O panegirico do infante D. Pedro, um texto fantasma*

Diversos estudos sobre o século XV português referem-se a um texto conhecido pela designação, convencional, de Panegírico do infante D. Pedro [BITAGAP texid 16635]. Trata-se de um texto narrativo que inclui também a transcrição de cartas e outros documentos, maioritariamente consagrado à regência do infante D. Pedro, «o das sete partidas» [BITAGAP bioid 1067], e aos primeiros anos da governação plena do seu sobrinho, o rei Afonso V [BITAGAP bioid 1086]. Embora nunca tenha sido objeto de especial atenção, é normalmente considerado como um texto quatrocentista e, por isso, uma fonte potencialmente importante para a história política e cultural, lato sensu, da época.

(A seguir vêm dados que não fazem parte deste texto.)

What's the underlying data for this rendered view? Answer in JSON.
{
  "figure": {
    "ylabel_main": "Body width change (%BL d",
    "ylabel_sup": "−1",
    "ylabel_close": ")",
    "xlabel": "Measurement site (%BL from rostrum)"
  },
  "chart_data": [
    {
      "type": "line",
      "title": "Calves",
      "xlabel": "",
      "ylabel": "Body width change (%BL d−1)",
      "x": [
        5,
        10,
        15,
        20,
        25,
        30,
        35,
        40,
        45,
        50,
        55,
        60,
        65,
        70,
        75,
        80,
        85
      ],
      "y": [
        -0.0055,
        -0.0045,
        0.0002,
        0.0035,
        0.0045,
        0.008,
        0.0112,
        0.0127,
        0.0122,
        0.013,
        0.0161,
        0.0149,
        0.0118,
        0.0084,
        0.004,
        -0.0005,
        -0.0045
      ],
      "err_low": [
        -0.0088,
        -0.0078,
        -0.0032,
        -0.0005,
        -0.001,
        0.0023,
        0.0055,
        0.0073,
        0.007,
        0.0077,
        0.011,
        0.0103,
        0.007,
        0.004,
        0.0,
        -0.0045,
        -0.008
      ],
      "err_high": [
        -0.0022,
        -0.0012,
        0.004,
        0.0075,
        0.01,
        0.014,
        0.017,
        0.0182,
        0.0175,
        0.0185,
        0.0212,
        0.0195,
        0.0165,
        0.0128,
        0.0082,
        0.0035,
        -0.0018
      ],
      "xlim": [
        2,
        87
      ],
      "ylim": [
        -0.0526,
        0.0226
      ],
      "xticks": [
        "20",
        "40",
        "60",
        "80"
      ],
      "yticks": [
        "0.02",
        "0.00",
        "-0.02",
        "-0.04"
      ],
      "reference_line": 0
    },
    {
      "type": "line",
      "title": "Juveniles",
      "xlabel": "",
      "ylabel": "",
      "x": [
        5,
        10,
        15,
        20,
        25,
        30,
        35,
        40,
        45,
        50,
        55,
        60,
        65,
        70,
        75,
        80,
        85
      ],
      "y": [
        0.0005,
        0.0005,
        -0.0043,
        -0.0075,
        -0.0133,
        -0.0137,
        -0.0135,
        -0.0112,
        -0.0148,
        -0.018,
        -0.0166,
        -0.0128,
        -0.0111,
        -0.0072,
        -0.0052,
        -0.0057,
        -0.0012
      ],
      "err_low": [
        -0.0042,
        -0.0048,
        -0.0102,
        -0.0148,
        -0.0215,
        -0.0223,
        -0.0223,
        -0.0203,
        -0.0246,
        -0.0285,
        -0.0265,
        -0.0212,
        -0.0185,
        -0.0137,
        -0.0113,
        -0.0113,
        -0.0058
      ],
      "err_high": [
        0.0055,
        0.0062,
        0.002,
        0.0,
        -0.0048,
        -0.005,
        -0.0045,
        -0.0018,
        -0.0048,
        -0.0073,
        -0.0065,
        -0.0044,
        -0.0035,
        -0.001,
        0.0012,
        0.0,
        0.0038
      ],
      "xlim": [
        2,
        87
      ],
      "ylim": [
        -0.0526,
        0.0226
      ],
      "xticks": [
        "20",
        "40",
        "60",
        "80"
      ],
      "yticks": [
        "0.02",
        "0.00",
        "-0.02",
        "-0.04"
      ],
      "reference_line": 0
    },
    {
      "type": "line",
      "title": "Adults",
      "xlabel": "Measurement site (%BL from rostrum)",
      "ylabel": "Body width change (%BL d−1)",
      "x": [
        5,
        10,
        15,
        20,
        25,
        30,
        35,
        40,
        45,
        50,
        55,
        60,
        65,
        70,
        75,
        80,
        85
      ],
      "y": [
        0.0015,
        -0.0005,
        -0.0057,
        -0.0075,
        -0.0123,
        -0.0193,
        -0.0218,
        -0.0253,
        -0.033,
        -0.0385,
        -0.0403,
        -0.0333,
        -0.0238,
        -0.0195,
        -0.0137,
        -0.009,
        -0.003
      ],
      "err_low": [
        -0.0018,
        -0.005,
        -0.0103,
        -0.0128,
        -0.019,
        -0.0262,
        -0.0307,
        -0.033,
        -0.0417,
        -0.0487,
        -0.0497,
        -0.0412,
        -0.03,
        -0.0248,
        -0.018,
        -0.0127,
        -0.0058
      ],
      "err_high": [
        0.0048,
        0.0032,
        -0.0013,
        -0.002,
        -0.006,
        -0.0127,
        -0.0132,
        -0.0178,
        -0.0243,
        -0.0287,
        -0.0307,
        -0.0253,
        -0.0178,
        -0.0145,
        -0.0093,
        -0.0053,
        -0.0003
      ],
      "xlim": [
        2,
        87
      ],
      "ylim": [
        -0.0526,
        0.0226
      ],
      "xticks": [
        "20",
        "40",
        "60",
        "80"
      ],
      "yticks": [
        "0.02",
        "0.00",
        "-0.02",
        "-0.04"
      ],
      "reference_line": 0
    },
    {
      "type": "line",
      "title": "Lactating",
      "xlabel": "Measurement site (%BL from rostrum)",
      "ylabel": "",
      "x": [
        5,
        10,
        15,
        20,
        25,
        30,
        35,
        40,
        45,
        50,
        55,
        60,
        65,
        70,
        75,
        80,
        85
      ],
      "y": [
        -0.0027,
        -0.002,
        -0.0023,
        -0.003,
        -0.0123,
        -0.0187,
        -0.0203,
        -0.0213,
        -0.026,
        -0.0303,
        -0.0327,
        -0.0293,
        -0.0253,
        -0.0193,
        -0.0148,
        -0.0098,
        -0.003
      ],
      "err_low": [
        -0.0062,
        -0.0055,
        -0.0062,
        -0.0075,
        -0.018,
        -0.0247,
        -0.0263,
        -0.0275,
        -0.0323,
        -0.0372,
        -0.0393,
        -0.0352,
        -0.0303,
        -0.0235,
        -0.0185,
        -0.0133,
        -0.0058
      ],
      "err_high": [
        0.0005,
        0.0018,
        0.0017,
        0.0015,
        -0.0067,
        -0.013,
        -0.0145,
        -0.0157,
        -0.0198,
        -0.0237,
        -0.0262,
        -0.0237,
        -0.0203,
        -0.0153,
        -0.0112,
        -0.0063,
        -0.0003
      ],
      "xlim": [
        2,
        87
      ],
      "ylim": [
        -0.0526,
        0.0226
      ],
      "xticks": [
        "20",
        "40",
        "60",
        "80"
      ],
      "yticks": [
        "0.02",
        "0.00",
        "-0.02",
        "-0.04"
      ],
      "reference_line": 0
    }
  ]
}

Um estudo da tradição textual deste Panegírico revela, porém, uma realidade diferente. Estamos, na verdade, perante um texto dos finais do século XVIII ou inícios do XIX, construído, isso sim, a partir de materiais do século XV. A análise do processo de construção e canonização desta peça constitui um excelente exemplo da necessidade permanente de questionar, problematizar e historicizar a transmissão textual e a tradição editorial de qualquer texto antigo. Podemos acompanhar as diferentes fases desse processo, e para isso nem precisamos de sair das bibliotecas e arquivos de uma única cidade: Évora.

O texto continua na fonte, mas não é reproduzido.